20.
La liberté
Jeb m’a laissée pleurer sans intervenir. Il n’a fait aucun commentaire pendant mes reniflements. Ce n’est qu’une demi-heure plus tard, lorsque j’étais à nouveau totalement silencieuse, qu’il a pris la parole :
— Ohé ? Toujours là ?
Je n’ai pas répondu. Le mutisme était devenu une seconde nature chez moi.

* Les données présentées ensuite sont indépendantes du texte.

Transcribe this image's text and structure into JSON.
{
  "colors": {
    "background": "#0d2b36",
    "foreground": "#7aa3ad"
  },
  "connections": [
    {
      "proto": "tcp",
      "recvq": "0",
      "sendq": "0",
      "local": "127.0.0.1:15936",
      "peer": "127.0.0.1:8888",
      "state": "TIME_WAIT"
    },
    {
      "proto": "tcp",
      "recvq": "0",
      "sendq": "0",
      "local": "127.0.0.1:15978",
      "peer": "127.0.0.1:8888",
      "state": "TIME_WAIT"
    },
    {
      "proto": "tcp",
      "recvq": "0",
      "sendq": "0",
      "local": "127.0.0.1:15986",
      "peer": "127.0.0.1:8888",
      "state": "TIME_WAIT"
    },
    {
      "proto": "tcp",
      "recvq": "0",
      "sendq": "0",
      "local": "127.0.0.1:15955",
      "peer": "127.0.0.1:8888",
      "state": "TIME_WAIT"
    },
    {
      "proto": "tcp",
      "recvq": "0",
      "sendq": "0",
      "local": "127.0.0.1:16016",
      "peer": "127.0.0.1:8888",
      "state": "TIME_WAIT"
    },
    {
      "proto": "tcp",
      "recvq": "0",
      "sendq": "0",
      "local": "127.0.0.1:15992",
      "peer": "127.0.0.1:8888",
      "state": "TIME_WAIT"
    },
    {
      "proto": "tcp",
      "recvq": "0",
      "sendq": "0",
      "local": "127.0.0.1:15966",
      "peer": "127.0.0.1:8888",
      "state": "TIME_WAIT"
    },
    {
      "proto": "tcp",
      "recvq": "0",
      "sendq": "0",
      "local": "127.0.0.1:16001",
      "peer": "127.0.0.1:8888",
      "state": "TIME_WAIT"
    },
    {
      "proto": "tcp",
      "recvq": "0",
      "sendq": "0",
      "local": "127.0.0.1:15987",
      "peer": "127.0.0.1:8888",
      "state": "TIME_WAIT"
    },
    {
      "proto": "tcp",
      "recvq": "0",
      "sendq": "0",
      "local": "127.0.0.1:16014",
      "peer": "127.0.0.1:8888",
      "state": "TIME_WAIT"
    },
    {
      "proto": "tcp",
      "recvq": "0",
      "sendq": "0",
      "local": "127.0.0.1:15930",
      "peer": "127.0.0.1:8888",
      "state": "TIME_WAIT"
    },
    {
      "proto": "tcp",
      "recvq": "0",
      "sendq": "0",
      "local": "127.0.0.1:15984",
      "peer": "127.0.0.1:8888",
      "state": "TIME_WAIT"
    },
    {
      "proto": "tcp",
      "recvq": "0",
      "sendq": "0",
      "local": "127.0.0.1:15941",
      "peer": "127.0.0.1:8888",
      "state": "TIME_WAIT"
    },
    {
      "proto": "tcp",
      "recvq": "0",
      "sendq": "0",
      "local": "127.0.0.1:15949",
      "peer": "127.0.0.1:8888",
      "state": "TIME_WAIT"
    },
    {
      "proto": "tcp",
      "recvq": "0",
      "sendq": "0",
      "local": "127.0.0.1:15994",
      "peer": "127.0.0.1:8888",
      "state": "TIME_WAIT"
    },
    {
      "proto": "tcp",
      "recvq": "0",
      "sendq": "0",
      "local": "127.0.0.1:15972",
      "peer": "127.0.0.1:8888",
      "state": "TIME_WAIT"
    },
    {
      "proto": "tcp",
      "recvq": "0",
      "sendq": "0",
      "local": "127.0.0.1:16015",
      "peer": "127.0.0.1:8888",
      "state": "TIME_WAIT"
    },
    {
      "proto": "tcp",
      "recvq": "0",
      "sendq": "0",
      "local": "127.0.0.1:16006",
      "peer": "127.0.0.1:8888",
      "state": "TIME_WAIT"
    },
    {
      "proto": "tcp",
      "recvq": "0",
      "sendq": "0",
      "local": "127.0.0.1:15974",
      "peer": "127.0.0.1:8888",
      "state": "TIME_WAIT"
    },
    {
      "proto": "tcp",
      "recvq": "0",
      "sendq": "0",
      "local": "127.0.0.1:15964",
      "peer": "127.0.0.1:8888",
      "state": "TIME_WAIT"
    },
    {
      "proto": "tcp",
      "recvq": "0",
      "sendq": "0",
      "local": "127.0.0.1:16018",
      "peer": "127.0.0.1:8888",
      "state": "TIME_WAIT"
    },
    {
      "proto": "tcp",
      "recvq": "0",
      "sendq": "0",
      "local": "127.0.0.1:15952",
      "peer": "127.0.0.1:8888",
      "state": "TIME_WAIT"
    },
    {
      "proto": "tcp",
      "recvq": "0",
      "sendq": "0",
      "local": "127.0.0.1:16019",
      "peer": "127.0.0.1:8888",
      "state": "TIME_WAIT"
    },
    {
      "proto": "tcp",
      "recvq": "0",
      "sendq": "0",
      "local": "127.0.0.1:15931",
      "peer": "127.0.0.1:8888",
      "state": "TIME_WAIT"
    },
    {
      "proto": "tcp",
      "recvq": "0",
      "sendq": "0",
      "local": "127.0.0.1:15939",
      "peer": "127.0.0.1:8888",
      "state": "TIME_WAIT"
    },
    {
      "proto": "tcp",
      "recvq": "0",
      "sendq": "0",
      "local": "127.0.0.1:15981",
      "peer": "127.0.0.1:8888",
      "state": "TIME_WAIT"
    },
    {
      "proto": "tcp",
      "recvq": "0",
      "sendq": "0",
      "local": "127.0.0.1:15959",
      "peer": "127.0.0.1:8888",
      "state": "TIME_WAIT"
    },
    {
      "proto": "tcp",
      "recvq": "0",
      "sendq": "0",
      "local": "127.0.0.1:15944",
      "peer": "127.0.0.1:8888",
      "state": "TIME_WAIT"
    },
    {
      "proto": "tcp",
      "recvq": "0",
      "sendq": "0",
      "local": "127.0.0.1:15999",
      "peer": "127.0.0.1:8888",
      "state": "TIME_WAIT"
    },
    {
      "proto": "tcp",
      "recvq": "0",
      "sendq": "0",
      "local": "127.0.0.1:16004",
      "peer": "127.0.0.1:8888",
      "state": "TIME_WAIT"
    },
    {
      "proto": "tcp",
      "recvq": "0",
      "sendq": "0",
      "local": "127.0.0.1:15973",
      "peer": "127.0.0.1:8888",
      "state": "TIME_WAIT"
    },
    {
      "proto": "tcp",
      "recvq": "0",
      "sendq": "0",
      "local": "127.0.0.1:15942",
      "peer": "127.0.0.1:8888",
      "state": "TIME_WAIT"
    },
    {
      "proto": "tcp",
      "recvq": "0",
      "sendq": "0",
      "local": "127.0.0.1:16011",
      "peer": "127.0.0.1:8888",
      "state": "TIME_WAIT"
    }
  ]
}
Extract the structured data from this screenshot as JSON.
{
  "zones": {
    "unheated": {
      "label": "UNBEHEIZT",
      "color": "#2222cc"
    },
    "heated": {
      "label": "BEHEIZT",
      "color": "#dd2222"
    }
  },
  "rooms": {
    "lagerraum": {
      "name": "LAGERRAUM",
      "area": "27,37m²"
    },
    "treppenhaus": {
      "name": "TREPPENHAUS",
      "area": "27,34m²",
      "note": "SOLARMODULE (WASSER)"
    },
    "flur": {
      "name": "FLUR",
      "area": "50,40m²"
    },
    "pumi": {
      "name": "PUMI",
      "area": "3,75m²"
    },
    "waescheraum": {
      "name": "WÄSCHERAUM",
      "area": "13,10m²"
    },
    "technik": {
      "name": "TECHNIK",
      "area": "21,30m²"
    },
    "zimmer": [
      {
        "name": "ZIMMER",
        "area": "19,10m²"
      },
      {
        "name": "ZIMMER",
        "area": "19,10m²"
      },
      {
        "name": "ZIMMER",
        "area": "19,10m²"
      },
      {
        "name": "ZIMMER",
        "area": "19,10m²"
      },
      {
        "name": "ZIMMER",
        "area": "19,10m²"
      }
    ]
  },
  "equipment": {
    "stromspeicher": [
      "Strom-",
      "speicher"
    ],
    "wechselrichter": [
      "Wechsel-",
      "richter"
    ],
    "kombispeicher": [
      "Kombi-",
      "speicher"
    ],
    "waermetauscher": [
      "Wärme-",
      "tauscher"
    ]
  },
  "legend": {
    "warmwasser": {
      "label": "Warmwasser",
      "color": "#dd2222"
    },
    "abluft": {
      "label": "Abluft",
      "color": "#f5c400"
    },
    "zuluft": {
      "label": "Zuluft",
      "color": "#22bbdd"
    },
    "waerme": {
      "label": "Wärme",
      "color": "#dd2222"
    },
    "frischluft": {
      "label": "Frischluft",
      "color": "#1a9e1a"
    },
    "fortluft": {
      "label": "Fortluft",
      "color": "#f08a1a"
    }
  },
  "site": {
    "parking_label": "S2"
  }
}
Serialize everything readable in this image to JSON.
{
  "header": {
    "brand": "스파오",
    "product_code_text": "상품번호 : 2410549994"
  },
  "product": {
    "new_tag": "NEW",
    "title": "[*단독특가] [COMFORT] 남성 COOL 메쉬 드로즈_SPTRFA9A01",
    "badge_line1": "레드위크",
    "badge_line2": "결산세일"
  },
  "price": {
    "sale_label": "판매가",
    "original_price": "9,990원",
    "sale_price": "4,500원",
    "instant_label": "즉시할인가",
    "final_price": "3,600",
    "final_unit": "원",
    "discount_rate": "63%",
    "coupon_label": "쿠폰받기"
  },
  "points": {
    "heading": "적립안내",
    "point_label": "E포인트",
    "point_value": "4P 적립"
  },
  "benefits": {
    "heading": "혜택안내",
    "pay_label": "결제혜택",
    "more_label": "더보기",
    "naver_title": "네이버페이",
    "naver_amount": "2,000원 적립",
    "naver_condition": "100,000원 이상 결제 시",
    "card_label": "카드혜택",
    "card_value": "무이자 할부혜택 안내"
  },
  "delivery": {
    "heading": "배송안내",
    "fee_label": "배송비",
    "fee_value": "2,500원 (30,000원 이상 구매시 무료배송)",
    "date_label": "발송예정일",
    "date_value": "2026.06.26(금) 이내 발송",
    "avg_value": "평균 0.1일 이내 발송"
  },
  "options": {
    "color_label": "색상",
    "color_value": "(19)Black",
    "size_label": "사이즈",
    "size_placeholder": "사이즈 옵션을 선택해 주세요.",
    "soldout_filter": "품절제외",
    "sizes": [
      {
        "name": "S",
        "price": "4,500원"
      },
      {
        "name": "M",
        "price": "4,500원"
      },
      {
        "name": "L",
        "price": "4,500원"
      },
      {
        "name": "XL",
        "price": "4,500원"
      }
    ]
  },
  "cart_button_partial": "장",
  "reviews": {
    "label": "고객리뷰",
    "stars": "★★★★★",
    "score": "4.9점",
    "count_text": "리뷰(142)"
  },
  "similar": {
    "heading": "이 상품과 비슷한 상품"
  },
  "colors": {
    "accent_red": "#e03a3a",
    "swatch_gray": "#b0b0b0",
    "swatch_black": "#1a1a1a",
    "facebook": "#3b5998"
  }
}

— Ça te dit de sortir et de te dégourdir les membres ? Rien que de penser à ton trou, j’en ai mal au dos !
Curieusement, malgré ma semaine solitaire, je n’avais pas envie de compagnie. Mais une telle offre ne se refusait pas. Avant même d’avoir pris une décision consciente, mes mains s’élançaient pour m’extirper de ma geôle.
Jeb était assis en tailleur sur la natte de couchage. Je l’ai observé pendant que je secouais les bras, roulais des épaules pour chasser l’engourdissement, mais il a gardé les yeux fermés. Comme lors de la visite de Jamie, il faisait semblant de dormir.
Combien de jours s’étaient écoulés depuis que j’avais vu Jamie ? Comment allait-il ? Mon cœur déjà meurtri a été traversé d’une pointe de douleur.
— Ça va mieux ? a demandé Jeb en levant les paupières.
J’ai haussé les épaules.
— Tout va bien se passer, rassure-toi. (Il avait un grand sourire aux lèvres.) Ce que j’ai raconté à Jared, je ne dirais pas que c’est un mensonge… c’est vrai d’un certain point de vue, mais d’un autre, ça l’est beaucoup moins… et il n’avait nul besoin de le savoir.
Je l’ai regardé fixement ; je ne comprenais pas ce qu’il voulait dire.
— De toute façon, Jared avait besoin de prendre de la distance. Pas avec toi, fillette, a-t-il précisé. Mais avec la situation. Il verra les choses différemment avec du recul.
Comment faisait-il pour trouver les mots ou les paroles qui avaient le don de me toucher ? Plus étonnant encore, pourquoi Jeb veillait-il à ne pas me faire de peine ? Pourquoi se souciait-il de mon dos endolori ? Sa gentillesse à mon égard était inquiétante, parce que je n’en comprenais pas les raisons. Au moins l’attitude de Jared était logique. Kyle et Ian voulaient me tuer, le docteur voulait me découper en morceaux, tout cela était compréhensible. Mais cette gentillesse ? Pourquoi ? Que cherchait Jeb au juste ?
— Ne fais pas cette tête. Tout n’est pas si noir. Jared devenait une vraie tête de lard avec toi ; maintenant qu’il est hors jeu, les choses vont être plus confortables.
J’ai froncé les sourcils, toujours aussi perplexe.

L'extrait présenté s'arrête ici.